LOS ANGELES — Teachers picketed and rallied Friday as a strike against the giant Los Angeles Unified School District extended to a fifth day with a new round of contract negotiations underway.

Drums, whistles, shouts and honks from supportive motorists echoed through downtown as groups of teachers and backers walked to a rally that drew thousands to Grand Park near City Hall.

Negotiations between United Teachers Los Angeles and the district resumed before noon.
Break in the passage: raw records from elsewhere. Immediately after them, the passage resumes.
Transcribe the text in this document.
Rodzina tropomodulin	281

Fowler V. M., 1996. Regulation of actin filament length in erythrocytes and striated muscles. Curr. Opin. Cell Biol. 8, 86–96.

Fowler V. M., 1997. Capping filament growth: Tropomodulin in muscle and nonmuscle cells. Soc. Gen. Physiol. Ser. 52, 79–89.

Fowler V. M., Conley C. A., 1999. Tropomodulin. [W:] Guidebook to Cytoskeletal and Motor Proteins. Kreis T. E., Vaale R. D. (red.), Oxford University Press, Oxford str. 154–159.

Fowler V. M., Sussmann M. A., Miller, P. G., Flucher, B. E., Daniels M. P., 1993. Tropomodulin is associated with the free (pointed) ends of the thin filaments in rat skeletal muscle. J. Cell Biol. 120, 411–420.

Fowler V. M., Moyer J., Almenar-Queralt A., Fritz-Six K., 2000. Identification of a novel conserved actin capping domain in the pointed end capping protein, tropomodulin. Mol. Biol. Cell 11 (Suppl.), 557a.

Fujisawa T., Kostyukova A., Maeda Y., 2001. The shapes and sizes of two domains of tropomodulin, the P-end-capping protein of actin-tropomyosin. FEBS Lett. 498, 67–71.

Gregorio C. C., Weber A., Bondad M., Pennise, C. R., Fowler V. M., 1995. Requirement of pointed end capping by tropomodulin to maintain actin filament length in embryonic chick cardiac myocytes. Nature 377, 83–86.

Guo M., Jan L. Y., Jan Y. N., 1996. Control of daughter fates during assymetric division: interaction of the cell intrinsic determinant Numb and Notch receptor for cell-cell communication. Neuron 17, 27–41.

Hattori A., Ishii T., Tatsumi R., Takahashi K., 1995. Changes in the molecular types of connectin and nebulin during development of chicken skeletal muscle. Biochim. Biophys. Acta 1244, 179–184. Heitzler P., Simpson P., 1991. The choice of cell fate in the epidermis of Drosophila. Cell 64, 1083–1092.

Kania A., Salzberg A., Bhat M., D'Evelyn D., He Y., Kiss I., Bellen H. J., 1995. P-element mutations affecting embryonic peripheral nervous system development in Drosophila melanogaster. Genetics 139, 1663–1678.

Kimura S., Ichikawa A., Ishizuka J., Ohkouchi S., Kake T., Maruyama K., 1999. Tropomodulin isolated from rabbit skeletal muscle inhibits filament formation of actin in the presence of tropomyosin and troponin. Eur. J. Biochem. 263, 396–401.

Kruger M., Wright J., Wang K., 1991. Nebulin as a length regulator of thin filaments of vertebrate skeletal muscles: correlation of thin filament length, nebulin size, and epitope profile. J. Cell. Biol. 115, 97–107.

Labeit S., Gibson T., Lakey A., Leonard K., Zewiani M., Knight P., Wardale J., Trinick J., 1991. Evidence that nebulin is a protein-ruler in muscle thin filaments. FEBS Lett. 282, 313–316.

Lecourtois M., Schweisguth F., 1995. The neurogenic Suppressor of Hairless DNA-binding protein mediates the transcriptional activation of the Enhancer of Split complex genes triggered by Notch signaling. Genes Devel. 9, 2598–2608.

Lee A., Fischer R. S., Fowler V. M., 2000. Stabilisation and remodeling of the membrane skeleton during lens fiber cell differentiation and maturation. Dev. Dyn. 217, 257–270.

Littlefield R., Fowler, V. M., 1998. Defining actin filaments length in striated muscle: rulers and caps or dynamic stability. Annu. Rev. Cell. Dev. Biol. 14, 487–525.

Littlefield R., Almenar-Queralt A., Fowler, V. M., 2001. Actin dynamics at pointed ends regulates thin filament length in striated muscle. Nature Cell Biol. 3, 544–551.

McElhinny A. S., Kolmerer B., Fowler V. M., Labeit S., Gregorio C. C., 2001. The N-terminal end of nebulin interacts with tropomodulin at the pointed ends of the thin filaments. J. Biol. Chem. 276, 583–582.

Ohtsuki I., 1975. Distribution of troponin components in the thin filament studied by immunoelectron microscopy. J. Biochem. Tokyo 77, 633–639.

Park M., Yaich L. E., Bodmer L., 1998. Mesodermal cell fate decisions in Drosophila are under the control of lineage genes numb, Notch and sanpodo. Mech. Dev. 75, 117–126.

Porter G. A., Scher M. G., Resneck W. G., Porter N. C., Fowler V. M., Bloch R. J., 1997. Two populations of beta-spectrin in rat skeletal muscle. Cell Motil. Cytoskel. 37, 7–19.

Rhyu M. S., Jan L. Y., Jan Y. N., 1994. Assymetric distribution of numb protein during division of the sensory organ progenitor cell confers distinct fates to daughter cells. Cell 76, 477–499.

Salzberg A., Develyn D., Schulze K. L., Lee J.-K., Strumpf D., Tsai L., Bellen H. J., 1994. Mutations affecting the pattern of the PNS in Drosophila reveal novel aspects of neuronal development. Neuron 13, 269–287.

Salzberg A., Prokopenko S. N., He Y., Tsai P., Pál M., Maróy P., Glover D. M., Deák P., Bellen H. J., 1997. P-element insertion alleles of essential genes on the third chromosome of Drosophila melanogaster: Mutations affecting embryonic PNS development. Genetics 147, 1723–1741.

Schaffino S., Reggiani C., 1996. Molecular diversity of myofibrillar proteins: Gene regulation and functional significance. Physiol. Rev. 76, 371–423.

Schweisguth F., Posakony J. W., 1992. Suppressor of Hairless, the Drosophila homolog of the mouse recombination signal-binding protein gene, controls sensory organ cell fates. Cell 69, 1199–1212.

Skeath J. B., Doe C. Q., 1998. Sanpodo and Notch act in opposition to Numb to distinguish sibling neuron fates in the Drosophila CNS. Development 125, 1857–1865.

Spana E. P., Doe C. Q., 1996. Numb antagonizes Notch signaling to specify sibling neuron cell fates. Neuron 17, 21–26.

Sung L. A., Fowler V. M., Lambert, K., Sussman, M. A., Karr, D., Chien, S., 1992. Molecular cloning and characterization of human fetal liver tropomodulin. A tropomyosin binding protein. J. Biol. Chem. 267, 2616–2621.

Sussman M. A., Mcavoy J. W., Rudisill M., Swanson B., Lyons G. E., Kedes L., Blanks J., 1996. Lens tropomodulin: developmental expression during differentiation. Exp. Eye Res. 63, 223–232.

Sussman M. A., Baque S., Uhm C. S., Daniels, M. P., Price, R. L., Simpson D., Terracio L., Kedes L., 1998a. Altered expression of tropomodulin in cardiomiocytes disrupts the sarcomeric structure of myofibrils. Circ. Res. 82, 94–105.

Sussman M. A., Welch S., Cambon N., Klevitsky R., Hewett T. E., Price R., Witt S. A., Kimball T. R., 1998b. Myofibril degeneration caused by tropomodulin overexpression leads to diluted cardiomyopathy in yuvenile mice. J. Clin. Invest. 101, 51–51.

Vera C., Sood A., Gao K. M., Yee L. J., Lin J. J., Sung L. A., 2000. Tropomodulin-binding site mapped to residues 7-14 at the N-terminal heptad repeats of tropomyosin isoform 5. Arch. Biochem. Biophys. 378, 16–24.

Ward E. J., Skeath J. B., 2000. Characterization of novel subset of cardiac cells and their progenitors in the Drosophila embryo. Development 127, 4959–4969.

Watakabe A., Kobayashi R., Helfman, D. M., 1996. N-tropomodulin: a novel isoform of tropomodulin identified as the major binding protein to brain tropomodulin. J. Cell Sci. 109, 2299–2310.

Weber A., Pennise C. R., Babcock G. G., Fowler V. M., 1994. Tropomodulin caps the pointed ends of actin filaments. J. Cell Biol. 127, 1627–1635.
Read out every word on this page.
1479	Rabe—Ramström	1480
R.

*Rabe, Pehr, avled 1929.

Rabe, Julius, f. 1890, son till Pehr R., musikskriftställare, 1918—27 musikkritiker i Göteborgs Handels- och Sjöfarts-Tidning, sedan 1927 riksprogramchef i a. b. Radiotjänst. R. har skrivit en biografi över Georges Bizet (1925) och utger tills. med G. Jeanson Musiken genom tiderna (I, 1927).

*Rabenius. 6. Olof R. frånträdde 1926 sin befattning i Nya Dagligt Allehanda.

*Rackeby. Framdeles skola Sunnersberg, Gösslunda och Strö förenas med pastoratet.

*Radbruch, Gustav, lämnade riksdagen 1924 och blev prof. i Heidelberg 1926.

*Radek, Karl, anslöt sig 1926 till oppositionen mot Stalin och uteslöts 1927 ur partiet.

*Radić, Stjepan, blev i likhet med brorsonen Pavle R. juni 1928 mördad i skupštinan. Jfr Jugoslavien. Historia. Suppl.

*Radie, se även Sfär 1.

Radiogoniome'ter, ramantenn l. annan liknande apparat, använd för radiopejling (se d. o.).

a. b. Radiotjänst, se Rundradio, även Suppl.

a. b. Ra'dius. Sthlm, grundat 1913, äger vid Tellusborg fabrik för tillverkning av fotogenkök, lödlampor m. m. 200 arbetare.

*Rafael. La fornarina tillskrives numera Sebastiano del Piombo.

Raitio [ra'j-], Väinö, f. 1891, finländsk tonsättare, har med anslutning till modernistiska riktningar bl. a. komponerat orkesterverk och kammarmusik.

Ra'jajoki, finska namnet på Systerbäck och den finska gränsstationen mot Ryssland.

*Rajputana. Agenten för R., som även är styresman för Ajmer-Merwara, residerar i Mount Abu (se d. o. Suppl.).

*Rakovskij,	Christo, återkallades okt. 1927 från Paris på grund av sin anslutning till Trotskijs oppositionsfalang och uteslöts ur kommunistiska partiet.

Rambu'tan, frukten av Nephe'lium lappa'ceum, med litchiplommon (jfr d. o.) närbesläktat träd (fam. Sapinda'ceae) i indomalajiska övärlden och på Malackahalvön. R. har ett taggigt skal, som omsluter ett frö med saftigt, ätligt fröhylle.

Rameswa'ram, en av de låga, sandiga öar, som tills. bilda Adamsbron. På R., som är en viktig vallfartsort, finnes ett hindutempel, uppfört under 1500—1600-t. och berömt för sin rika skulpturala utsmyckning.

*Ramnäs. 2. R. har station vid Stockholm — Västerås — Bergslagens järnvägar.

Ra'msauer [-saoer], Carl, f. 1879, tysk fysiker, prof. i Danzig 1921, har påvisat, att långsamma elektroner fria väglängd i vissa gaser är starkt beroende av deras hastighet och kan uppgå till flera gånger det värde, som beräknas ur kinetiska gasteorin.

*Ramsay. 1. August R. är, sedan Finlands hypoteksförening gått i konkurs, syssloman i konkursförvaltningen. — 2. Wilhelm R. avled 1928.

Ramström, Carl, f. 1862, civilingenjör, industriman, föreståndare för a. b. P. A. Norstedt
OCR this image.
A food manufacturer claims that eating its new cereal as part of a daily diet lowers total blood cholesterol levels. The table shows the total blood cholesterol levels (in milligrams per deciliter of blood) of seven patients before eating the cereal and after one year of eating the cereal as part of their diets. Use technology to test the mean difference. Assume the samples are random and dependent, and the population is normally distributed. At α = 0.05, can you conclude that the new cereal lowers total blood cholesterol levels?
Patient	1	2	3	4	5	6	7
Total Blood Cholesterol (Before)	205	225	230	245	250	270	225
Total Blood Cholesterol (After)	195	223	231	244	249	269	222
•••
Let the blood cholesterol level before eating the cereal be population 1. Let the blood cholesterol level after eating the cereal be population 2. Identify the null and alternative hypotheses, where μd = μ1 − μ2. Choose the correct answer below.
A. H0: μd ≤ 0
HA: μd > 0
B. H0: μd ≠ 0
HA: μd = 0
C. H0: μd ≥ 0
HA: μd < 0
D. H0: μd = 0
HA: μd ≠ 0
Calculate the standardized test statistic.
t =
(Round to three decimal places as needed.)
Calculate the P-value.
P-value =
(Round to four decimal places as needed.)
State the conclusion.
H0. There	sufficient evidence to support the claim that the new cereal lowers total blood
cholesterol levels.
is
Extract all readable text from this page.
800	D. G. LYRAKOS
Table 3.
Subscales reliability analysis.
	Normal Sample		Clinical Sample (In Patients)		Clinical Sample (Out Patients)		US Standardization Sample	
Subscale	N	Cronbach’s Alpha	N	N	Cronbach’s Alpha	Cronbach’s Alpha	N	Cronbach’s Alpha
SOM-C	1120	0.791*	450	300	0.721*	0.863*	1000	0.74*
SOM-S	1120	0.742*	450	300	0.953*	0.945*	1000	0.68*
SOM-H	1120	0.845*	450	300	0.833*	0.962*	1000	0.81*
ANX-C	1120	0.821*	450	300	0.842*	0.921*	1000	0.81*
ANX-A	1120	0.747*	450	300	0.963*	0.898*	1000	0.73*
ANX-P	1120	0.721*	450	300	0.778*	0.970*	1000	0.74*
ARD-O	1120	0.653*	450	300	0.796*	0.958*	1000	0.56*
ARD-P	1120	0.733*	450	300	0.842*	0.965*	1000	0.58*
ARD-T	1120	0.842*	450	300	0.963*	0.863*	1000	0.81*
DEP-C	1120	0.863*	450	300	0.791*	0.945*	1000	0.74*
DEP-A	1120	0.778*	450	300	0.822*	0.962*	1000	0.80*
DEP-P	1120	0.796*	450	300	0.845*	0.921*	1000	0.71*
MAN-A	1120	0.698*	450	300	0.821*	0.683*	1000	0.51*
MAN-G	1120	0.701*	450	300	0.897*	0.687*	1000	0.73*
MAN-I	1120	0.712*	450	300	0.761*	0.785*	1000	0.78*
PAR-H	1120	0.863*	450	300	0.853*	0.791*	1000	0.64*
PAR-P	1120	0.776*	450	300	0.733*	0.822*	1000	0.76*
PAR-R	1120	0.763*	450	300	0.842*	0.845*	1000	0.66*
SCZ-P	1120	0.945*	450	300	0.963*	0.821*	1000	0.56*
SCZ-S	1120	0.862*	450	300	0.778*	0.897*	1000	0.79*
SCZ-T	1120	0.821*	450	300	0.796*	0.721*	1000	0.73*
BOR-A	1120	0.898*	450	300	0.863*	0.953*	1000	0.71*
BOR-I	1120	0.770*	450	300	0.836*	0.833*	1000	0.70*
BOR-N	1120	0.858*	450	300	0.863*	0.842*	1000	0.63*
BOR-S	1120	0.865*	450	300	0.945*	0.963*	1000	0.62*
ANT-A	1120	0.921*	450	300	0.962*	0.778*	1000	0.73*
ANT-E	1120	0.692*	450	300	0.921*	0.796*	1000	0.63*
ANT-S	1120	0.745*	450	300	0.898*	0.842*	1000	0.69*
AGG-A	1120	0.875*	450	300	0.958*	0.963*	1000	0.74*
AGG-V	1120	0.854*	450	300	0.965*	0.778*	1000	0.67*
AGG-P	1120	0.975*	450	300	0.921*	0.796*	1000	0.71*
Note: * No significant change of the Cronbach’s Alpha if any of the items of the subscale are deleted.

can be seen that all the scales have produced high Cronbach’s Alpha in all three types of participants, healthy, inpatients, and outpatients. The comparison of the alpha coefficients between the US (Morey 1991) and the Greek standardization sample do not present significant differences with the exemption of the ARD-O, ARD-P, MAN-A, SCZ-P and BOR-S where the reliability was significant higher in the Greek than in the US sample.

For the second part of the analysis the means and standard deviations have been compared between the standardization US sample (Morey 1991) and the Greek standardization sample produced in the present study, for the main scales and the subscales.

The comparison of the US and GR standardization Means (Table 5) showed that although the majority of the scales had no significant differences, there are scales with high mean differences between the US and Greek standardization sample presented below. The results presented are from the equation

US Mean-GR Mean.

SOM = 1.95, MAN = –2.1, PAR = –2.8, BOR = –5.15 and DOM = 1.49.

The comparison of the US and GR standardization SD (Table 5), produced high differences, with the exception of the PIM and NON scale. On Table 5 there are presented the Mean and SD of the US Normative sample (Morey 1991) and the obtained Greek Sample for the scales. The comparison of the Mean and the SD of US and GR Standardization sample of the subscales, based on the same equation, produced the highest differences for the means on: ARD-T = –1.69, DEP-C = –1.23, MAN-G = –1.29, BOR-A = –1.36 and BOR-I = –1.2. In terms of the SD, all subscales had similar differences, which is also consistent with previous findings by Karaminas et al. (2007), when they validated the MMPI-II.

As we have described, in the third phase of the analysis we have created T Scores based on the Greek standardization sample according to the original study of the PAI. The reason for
The talks organized by Mayor Eric Garcetti’s office began Thursday afternoon and didn’t break until after midnight.

“Bargaining teams from UTLA and LAUSD had a productive day of contract negotiations,” the mayor’s office said in brief statement.

The mayor does not have authority over the Los Angeles Unified School District but has sought to help both sides reach an agreement.

Union President Alex Caputo-Pearl earlier tempered expectations for an immediate resolution, noting that bargaining had gone on for 21 months before the strike and key differences remained.

Clashes over pay, class sizes and support-staff levels in the district with 640,000 students led to its first strike in 30 years and prompted the staffing of classrooms with substitute teachers and administrators.

Parents and children have joined the protests despite heavy rain that drenched the city. Overall attendance fell to 83,900 students on Thursday.

With state funding dependent on attendance, student absences cost the district about $97 million over four days, the district said. At the same time, it doesn’t have to spend about $10 million a day on teacher pay.

The union representing principals urged LA Unified to close schools until the strike is over. If the district can’t close the campuses, Associated Administrators of Los Angeles asked for additional resources for principals who have helped keep schools running while teachers walk picket lines.

In response, Superintendent Austin Beutner acknowledged the administrators’ sacrifices but said LAUSD schools must remain open to provide a safe place for students.

All 1,240 K-12 schools in the district were open — a departure from successful strikes in other states that emboldened the LA union to act.

The union rejected the district’s latest offer to hire nearly 1,200 teachers, counselors, nurses and librarians and to reduce class sizes by two students. It also included a previously proposed 6 percent raise over the first two years of a three-year contract. The union wants a 6.5 percent hike at the start of a two-year contract.

District officials have said teacher demands could bankrupt the school system. Beutner has urged the teachers to join him in pushing for more funding from the state, which provides 90 percent of the district’s money.